The introduction of the Equality Act 2010 (EqA 2010) set out to achieve two primary objectives - to simplify and harmonise existing discrimination laws by bringing them all under one Act and to strengthen the law to afford individuals more protection.

One of the more controversial provision of the EqA 2010 legislation was that an Employer could be vicariously liable for harassment by a third party (such as a client or a contractor) if:

  1. that third party had harassed an employee on at least two previous occasions; and
  2. the employer had failed to take reasonably practicable steps to stop the harassment.

However with effect from 1 October 2013, Employers will no longer be liable for harassment by a third party as the third-party harassment provisions in section 40(2)-(4) of the Equality Act 2010 have been repealed courtesy of The Enterprise and Regulatory Reform Act 2013 (ERRA) which received Royal Assent on 25 April 2013.

Other changes you can expect to see in the coming months as a result of The Enterprise and Regulatory Reform Act 2013 (ERRA) include:

  • Health and safety duties.

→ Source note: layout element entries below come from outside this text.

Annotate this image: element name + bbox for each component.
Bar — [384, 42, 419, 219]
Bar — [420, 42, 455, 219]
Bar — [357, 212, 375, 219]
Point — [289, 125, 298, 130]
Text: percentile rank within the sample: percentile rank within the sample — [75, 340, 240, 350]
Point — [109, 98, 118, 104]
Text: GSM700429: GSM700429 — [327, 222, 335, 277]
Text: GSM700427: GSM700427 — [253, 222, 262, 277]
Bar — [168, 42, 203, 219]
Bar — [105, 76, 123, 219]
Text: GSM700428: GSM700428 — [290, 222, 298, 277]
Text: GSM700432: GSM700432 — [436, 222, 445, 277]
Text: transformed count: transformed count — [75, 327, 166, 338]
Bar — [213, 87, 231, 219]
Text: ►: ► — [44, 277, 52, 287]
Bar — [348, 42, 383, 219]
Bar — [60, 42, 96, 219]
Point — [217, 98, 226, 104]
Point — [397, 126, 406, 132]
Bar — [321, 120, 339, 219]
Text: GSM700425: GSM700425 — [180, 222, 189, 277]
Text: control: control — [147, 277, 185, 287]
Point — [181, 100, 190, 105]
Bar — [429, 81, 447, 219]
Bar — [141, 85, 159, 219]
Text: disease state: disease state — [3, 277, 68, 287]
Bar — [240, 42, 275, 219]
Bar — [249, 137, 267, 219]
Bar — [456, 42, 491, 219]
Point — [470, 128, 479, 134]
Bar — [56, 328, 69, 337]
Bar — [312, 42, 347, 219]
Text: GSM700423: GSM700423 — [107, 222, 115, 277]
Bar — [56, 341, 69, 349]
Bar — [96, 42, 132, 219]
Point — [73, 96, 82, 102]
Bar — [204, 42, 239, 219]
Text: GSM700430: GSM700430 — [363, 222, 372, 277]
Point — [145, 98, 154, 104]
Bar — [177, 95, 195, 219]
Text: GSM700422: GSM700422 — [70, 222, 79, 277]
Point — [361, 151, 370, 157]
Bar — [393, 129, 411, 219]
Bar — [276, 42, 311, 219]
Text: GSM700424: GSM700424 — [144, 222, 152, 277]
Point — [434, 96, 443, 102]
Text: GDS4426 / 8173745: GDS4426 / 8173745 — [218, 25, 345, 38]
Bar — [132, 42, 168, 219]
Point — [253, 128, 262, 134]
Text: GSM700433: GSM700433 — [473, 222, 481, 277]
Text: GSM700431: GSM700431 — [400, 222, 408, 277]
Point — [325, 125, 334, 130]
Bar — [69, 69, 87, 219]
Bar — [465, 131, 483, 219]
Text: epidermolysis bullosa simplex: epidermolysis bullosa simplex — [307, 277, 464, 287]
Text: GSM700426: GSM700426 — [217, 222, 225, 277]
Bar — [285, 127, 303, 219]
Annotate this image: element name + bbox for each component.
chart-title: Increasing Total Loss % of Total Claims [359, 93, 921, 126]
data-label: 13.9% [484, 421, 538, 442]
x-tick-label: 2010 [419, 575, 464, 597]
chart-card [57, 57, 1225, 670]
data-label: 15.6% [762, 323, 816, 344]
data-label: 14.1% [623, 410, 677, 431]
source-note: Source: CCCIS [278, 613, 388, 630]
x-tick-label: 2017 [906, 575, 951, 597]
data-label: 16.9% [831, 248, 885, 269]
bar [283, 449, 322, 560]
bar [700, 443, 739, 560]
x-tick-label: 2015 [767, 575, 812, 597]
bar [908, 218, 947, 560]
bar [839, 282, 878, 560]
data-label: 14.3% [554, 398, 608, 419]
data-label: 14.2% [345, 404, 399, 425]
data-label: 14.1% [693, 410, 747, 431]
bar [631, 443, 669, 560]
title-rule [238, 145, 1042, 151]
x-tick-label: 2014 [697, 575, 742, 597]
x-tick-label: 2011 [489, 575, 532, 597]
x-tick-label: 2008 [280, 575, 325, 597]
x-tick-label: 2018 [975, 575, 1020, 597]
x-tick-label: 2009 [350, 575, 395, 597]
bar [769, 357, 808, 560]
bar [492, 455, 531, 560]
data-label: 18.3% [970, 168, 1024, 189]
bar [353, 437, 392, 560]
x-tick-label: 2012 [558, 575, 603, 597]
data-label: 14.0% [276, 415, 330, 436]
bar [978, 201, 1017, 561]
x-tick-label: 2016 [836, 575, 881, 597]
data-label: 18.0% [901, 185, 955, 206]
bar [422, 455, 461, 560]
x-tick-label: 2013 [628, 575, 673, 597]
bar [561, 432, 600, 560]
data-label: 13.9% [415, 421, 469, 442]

Changing the liability for breaches of health and safety duties.  1 October 2013.
  • Acas mandatory early conciliation. Claimants to contact Acas before submitting tribunal claim. 6 April 2014.
  • Acas: "relevant proceedings". Power for government to add to list of claims in which Acas can conciliate. 6 April 2014.
  • Financial penalties for losing employers. Tribunals to have the power to fine an employer up to £5,000 (payable to the government) if they lose and their case has "aggravating features".  Date TBC. Cannot apply to claims brought before 25 October 2013 or date section comes force (whichever is later).
  • Discrimination questionnaires. Abolishing statutory discrimination questionnaires by repealing section 138 of the EqA 2010.  6 April 2014.